Şeytana uymamamızı ve onun yolunda gitmememizi istemiştir. Bir ayette; “Ey iman edenler! Şeytanın adımlarını takip etmeyin.
Kim şeytanın adımlarını takip ederse, muhakkak ki o, edepsizliği (yüz kızartıcı suçları) ve kötülüğü emreder. Eğer üstünüzde
Allah’ın lütuf ve merhameti olmasaydı, içinizden hiçbir kimse asla temize çıkamazdı. Fakat Allah dilediğini arındırır. Allah işitir
ve bilir.”
(Nur Suresi, 21. Ayet)
 Tarihin hiçbir döneminde Allah’ın kendisine vahiy göndermediği, emir ve yasaklarını bildirmediği bir topluluk
olmamıştır.
 Allah dilediği sürece, insanların kutsal kitap ve peygamber ihtiyacını karşılamıştır.
 Bu da insanların hiçbir zaman yaratıcı tarafından boş bırakılmadığını ve onların sürekli gözetlendiğini ortaya
koymaktadır.
 Ayrıca, dünyada bir sıkıntıya düştüğümüz veya kötü bir durumla karşılaştığımız zaman, Yüce Allah kendisine
sığınmamızı istemektedir. Yani bugün bile maddi veya manevi olumsuz bir durum başımıza geldiğinde, Allah'ın bizi gözettiğini,
koruduğunu ve o olumsuzluğu bizden uzaklaştıracağını söylemektedir. Nitekim Kur'anı Kerim'in son iki suresi olan Felak ve Nas
surelerinde bunu açık bir şekilde bildirmektedir.
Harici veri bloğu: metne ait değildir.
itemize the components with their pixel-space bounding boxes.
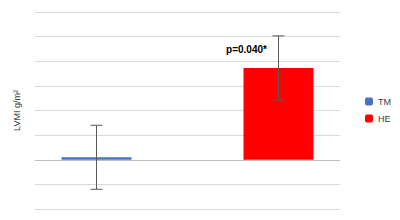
svg-text:p=0.040*: p=0.040* bbox=[226, 44, 267, 55]
svg-text:TM: TM bbox=[378, 97, 391, 107]
svg-text:LVMI g/m²: LVMI g/m² bbox=[12, 90, 22, 131]
svg-text:HE: HE bbox=[378, 114, 391, 124]
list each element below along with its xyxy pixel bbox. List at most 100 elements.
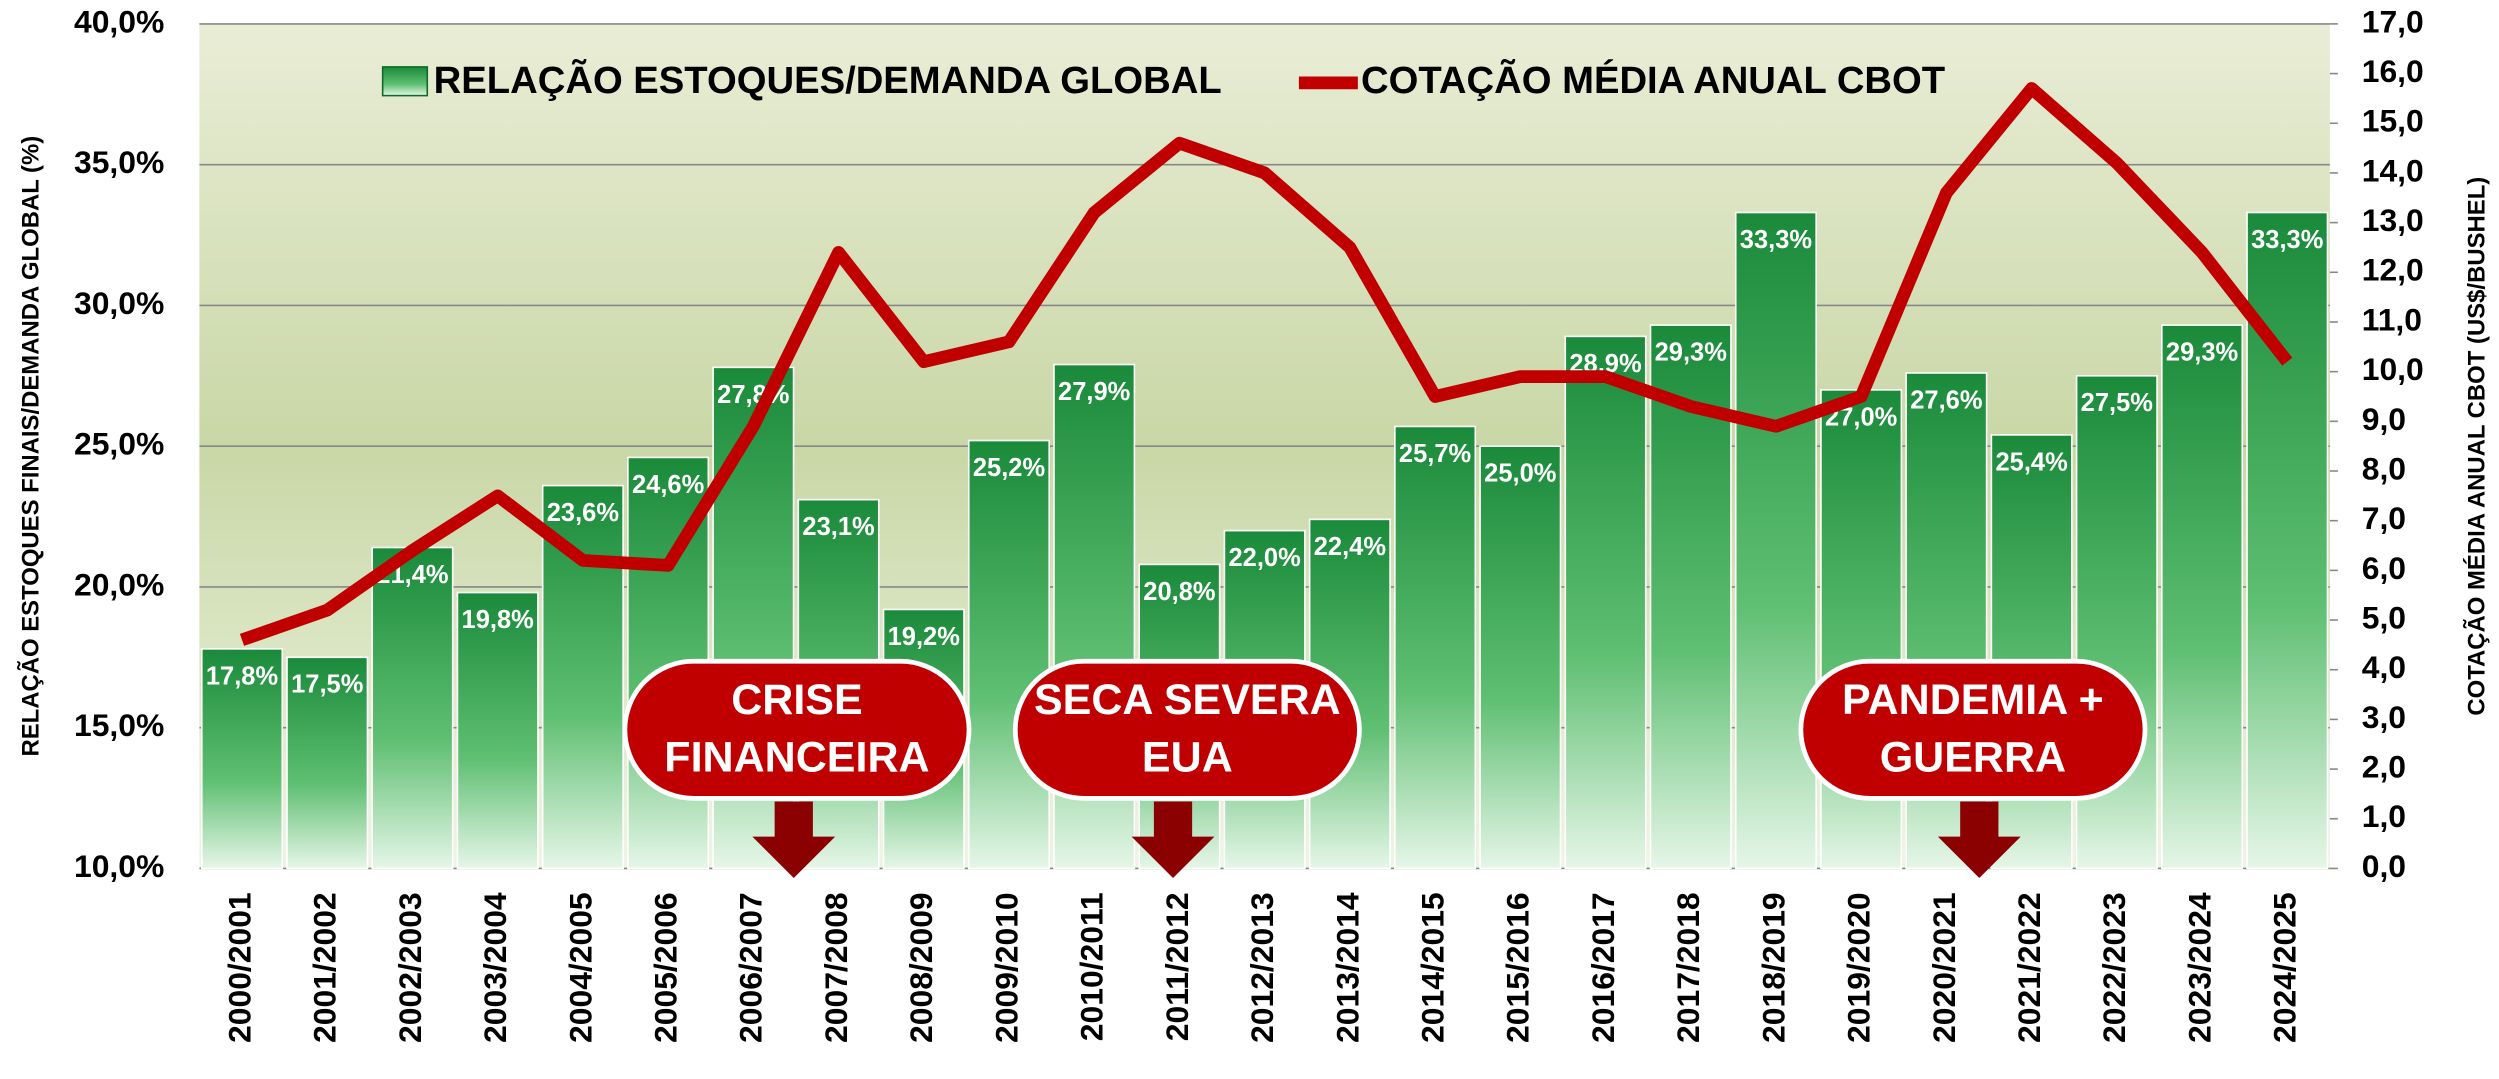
annotation-arrow	[1937, 801, 2021, 879]
y-axis-label: RELAÇÃO ESTOQUES FINAIS/DEMANDA GLOBAL (…	[16, 136, 44, 757]
y2-tick-label: 9,0	[2362, 401, 2406, 437]
price-line	[239, 82, 2293, 646]
x-tick-label: 2002/2003	[392, 892, 428, 1043]
bar-value-label: 27,5%	[2081, 389, 2153, 417]
x-tick-label: 2018/2019	[1755, 892, 1791, 1043]
bar-value-label: 19,8%	[462, 606, 534, 634]
bar-value-label: 23,6%	[547, 499, 619, 527]
x-tick-label: 2015/2016	[1500, 892, 1536, 1043]
y2-tick-label: 1,0	[2362, 798, 2406, 834]
bar-value-label: 25,4%	[1995, 448, 2067, 476]
x-tick-label: 2019/2020	[1841, 892, 1877, 1043]
x-tick-label: 2008/2009	[903, 892, 939, 1043]
x-tick-label: 2013/2014	[1329, 892, 1365, 1043]
y2-tick-label: 16,0	[2362, 53, 2424, 89]
bar-value-label: 25,0%	[1484, 460, 1556, 488]
bar	[1394, 425, 1477, 870]
x-tick-label: 2014/2015	[1414, 892, 1450, 1043]
bar	[1564, 335, 1647, 870]
bar-value-label: 22,4%	[1314, 533, 1386, 561]
bar-value-label: 24,6%	[632, 471, 704, 499]
y-tick-label: 10,0%	[74, 848, 164, 884]
y2-tick-label: 13,0	[2362, 202, 2424, 238]
y-tick-label: 15,0%	[74, 707, 164, 743]
legend-bar-label: RELAÇÃO ESTOQUES/DEMANDA GLOBAL	[434, 58, 1222, 102]
bar-value-label: 25,2%	[973, 454, 1045, 482]
x-tick-label: 2005/2006	[648, 892, 684, 1043]
legend-line-label: COTAÇÃO MÉDIA ANUAL CBOT	[1361, 58, 1945, 102]
bar	[200, 648, 284, 870]
bar-value-label: 25,7%	[1399, 440, 1471, 468]
legend-bar-swatch	[381, 66, 429, 97]
annotation-text: FINANCEIRA	[664, 733, 929, 781]
bar-value-label: 29,3%	[2166, 339, 2238, 367]
bar	[286, 656, 369, 870]
bar-value-label: 17,8%	[206, 662, 278, 690]
bar	[2161, 324, 2244, 870]
bar	[2246, 211, 2329, 870]
y2-tick-label: 5,0	[2362, 599, 2406, 635]
y2-tick-label: 14,0	[2362, 152, 2424, 188]
x-tick-label: 2010/2011	[1074, 892, 1110, 1041]
x-tick-label: 2024/2025	[2267, 892, 2303, 1043]
x-tick-label: 2020/2021	[1926, 892, 1962, 1043]
y-tick-label: 20,0%	[74, 566, 164, 602]
y2-axis-label: COTAÇÃO MÉDIA ANUAL CBOT (US$/BUSHEL)	[2462, 177, 2490, 716]
y2-tick-label: 7,0	[2362, 500, 2406, 536]
annotation-text: SECA SEVERA	[1034, 676, 1341, 724]
bar	[1734, 211, 1817, 870]
x-tick-label: 2021/2022	[2011, 892, 2047, 1043]
y-tick-label: 30,0%	[74, 285, 164, 321]
annotation-arrow	[752, 801, 836, 879]
bar	[1990, 434, 2073, 870]
annotation-box	[1798, 658, 2148, 801]
y2-tick-label: 2,0	[2362, 749, 2406, 785]
annotation-arrow	[1131, 801, 1215, 879]
annotation-text: PANDEMIA +	[1842, 676, 2104, 724]
bar-value-label: 23,1%	[802, 513, 874, 541]
bar-value-label: 29,3%	[1655, 339, 1727, 367]
bar	[541, 484, 624, 870]
x-tick-label: 2023/2024	[2181, 892, 2217, 1043]
x-tick-label: 2016/2017	[1585, 892, 1621, 1043]
bar	[456, 591, 539, 870]
bar-value-label: 17,5%	[291, 671, 363, 699]
annotation-text: GUERRA	[1880, 733, 2066, 781]
x-tick-label: 2001/2002	[307, 892, 343, 1043]
x-tick-label: 2017/2018	[1670, 892, 1706, 1043]
bar-value-label: 20,8%	[1143, 578, 1215, 606]
bar-value-label: 27,9%	[1058, 378, 1130, 406]
x-tick-label: 2000/2001	[221, 892, 257, 1043]
y2-tick-label: 11,0	[2362, 301, 2422, 337]
x-tick-label: 2006/2007	[733, 892, 769, 1043]
bar-value-label: 22,0%	[1229, 544, 1301, 572]
bar	[1479, 445, 1562, 870]
y2-tick-label: 17,0	[2362, 3, 2424, 39]
bar	[967, 439, 1050, 870]
x-tick-label: 2007/2008	[818, 892, 854, 1043]
x-tick-label: 2011/2012	[1159, 892, 1195, 1041]
x-tick-label: 2022/2023	[2096, 892, 2132, 1043]
x-tick-label: 2009/2010	[988, 892, 1024, 1043]
y2-tick-label: 8,0	[2362, 450, 2406, 486]
annotation-text: EUA	[1142, 733, 1233, 781]
y2-tick-label: 6,0	[2362, 550, 2406, 586]
x-tick-label: 2003/2004	[477, 892, 513, 1043]
y2-tick-label: 15,0	[2362, 103, 2424, 139]
y-tick-label: 35,0%	[74, 144, 164, 180]
x-tick-label: 2012/2013	[1244, 892, 1280, 1043]
annotation-text: CRISE	[731, 676, 862, 724]
bar-value-label: 33,3%	[1740, 226, 1812, 254]
y2-tick-label: 3,0	[2362, 699, 2406, 735]
x-tick-label: 2004/2005	[562, 892, 598, 1043]
y2-tick-label: 0,0	[2362, 848, 2406, 884]
bar-value-label: 19,2%	[888, 623, 960, 651]
y-tick-label: 40,0%	[74, 3, 164, 39]
y-tick-label: 25,0%	[74, 426, 164, 462]
y2-tick-label: 12,0	[2362, 252, 2424, 288]
y2-tick-label: 4,0	[2362, 649, 2406, 685]
y2-tick-label: 10,0	[2362, 351, 2424, 387]
bar-value-label: 27,6%	[1910, 386, 1982, 414]
bar-value-label: 33,3%	[2251, 226, 2323, 254]
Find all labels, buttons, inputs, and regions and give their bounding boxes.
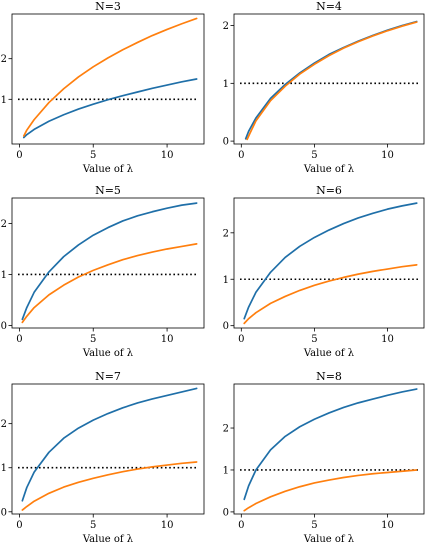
- panel-title: N=4: [316, 0, 342, 13]
- panel-5: N=7 0 5 10 0 1 2 Value of λ: [1, 370, 205, 545]
- y-tick-label: 2: [223, 228, 229, 239]
- y-tick-label: 0: [1, 507, 7, 518]
- x-axis-label: Value of λ: [303, 164, 355, 175]
- y-tick-label: 1: [223, 465, 229, 476]
- x-axis-label: Value of λ: [303, 534, 355, 545]
- y-tick-label: 0: [223, 321, 229, 332]
- x-axis-label: Value of λ: [82, 164, 134, 175]
- plot-frame: [233, 13, 425, 145]
- panel-1: N=3 0 5 10 1 2 Value of λ: [1, 0, 205, 175]
- x-tick-label: 10: [381, 334, 394, 345]
- plot-frame: [11, 383, 205, 515]
- series-line-1: [21, 387, 198, 502]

(Felak Suresi) “De ki: "Ben ağaran sabahın Rabbine sığınırım. Yarattığı şeylerin şerrinden, Karanlığı çöktüğü zaman gecenin
şerrinden, Ve düğümlere üfürüp büyü yapan üfürükçülerin şerrinden, Ve kıskandığı vakit kıskanç kişinin şerrinden sabahın
Rabbine sığınırım!”
(Nass Suresi); “De ki: Sığınırım ben insanların Rabbine, İnsanların Melikine (mutlak sahip ve hakimine), insanların ilâhına. O
sinsi vesvesenin şerrinden, O ki insanların göğüslerine (kötü düşünceler)fısıldar. Gerek cinlerden, gerek
insanlardan(olan bütün vesvesecilerin şerrinden Allah'a sığınırım!”